Musik ska pernah berjaya di Tanah Air. Jenis musik ini mengalami masa puncaknya pada akhir 1990-an. Sejumlah band bergenre ska lahir kala itu. Di antaranya Shaggydog, Tipe-X, dan Noin Bullet. Setelah pamor musik ska sempat meredup pada pertengahan 2000-an, pada 2015 ini sejumlah grup musik ska baru bermunculan kembali.
Kelompok Shaggydog terbentuk pada 1 Juni 1997 di Kampung Sayidan, pinggir Sungai Code, Yogyakarta. Mereka menyebut jenis musiknya “Doggy Style”. Yaitu, perpaduan beberapa unsur musik, seperti ska, reggae, jazz, swing, dan rock. Mereka juga dipengaruhi band seperti Cherry Poppin Daddies, Hepcat, Bob Marley, dan Song Beach Dub Allstars.
Album Shaggydog pertama kali dirilis pada 1999 berjudul Shaggydog di bawah label Doggy House. Lalu pada 2001 muncul album kedua berjudul Bersama. Masa keemasan Shaggydog dimulai pada 2003, diawali sebuah konser dalam pesta tahun baru di UPN Yogyakarta.
Pada 2006, Shaggydog diundang Festival Mundial Production untuk tur tunggal di 11 kota di Belanda. Pada 2009, grup ini diundang tampil di acara Darwin Festival. Dan pada 2009, grup musik ini menelurkan album kelimanya, Bersinar, di bawah label Fame.
Bandizt—sapaan Sanco—berharap Sound of Ska kali ini bisa menjadi bentuk dukungan, untuk menjaga grup band dan musik ska. “Biar tidak sekadar jadi angin lalu di belantika musik Indonesia,” katanya.
Hasil dari konser itu akan diserahkan ke Animal Friend Jogja. “Ini sumbangan dari masyarakat dan musisi,” kata Manajer Program AFJ, Dessy Zahara Anggelina Pane. “Jadi, sambil bersenang-senang, ikut perlindungan satwa.”

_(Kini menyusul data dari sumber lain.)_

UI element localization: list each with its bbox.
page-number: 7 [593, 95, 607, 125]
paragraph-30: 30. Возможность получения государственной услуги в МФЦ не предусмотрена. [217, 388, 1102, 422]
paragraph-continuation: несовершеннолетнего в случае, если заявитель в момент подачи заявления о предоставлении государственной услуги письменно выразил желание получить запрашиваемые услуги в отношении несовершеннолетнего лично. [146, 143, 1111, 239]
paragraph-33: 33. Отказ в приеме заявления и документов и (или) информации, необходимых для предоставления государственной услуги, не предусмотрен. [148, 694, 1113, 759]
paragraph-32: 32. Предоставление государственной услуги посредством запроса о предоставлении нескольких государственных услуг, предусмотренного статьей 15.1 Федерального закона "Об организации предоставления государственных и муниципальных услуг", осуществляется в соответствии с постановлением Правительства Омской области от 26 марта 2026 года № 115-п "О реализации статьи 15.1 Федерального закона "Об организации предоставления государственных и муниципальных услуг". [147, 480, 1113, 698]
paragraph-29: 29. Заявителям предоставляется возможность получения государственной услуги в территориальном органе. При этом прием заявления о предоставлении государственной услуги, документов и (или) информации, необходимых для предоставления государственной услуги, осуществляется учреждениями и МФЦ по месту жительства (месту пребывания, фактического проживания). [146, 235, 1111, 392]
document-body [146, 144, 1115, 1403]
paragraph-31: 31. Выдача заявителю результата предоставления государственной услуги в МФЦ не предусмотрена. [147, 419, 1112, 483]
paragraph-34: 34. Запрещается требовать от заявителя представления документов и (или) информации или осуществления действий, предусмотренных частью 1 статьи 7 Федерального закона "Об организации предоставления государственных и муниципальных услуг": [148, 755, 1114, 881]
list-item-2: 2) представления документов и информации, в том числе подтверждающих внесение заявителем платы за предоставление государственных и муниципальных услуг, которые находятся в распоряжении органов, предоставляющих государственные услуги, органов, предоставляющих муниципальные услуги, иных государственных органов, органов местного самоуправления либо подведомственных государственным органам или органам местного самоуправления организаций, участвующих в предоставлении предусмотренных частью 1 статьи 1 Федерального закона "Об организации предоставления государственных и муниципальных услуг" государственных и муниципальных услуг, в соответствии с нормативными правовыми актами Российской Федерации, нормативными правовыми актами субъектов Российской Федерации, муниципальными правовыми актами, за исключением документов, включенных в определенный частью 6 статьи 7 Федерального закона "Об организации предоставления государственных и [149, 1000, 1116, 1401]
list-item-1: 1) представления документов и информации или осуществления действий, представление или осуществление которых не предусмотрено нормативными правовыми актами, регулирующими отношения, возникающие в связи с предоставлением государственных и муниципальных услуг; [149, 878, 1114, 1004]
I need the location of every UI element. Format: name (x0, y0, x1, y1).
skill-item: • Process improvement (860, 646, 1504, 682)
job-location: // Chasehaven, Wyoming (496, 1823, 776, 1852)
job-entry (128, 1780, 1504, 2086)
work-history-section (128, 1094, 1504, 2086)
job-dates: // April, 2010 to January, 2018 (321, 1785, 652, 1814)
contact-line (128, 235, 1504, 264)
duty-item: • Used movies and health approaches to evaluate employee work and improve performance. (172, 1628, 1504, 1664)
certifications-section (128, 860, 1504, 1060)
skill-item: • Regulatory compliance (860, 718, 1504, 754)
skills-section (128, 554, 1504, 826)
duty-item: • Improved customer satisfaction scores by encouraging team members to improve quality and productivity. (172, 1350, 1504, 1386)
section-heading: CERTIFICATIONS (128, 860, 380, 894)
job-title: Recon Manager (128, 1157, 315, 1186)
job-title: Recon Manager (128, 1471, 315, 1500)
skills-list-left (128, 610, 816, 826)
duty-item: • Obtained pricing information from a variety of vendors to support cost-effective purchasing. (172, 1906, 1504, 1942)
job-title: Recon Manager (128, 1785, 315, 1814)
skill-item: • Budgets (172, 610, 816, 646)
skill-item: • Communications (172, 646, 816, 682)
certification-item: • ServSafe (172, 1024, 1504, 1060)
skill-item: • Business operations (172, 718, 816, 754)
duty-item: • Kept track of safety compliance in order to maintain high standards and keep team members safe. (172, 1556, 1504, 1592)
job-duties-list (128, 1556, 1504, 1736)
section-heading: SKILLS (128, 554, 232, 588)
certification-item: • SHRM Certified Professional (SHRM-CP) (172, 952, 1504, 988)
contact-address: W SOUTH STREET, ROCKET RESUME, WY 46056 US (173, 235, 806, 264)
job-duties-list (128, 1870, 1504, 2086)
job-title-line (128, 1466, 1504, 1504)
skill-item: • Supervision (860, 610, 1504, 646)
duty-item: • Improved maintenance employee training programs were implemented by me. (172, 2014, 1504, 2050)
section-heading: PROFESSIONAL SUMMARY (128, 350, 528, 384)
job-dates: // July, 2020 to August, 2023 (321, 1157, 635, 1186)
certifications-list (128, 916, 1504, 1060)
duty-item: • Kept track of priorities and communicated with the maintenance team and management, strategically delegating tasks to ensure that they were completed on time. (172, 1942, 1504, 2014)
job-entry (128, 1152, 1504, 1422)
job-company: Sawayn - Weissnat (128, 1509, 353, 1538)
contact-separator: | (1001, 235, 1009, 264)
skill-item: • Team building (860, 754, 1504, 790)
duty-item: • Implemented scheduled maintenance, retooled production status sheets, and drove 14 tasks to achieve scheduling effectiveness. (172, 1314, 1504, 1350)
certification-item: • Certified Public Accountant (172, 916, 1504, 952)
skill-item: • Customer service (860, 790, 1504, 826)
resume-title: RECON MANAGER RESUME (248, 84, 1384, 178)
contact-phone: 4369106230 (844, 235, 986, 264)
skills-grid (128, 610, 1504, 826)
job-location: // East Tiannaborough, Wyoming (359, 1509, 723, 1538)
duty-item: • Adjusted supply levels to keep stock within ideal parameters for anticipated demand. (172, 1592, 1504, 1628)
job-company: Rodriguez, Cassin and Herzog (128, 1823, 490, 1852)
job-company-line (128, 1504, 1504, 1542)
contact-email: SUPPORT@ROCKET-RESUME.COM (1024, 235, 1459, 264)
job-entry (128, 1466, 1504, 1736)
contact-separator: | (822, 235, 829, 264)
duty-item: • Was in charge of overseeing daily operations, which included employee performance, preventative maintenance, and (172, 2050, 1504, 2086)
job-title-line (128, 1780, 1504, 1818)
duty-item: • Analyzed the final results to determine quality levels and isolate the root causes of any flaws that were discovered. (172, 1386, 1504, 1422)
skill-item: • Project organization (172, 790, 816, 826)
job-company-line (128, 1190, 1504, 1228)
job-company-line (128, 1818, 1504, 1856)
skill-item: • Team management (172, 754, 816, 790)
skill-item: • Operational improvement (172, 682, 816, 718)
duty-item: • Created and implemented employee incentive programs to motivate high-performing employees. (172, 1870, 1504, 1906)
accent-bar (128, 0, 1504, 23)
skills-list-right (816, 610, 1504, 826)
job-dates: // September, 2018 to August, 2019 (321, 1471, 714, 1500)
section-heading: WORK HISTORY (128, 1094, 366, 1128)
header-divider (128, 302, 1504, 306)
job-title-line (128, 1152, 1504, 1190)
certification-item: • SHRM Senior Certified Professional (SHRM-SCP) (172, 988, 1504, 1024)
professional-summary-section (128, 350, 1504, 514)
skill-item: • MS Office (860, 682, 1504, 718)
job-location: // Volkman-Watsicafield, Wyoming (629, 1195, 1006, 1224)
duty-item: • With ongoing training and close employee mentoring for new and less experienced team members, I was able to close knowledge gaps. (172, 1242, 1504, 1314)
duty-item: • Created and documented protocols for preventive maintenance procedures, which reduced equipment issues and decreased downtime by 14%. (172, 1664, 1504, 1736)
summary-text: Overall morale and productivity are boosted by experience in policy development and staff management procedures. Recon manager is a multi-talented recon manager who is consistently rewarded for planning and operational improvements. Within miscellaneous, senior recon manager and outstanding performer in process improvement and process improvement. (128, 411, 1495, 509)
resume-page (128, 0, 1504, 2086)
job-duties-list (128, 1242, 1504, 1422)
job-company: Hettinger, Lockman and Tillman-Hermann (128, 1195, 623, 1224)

Di Yogyakarta, kata Dessy, masih ditemukan penyiksaan dan penelantaran binatang. Dalam beberapa kasus, ujarnya, AFJ mencatat masih ada kalangan yang menjadikan daging anjing sebagai makanan. Selama beberapa tahun terakhir, AFJ getol berkampanye “Dogs Are Not Food”.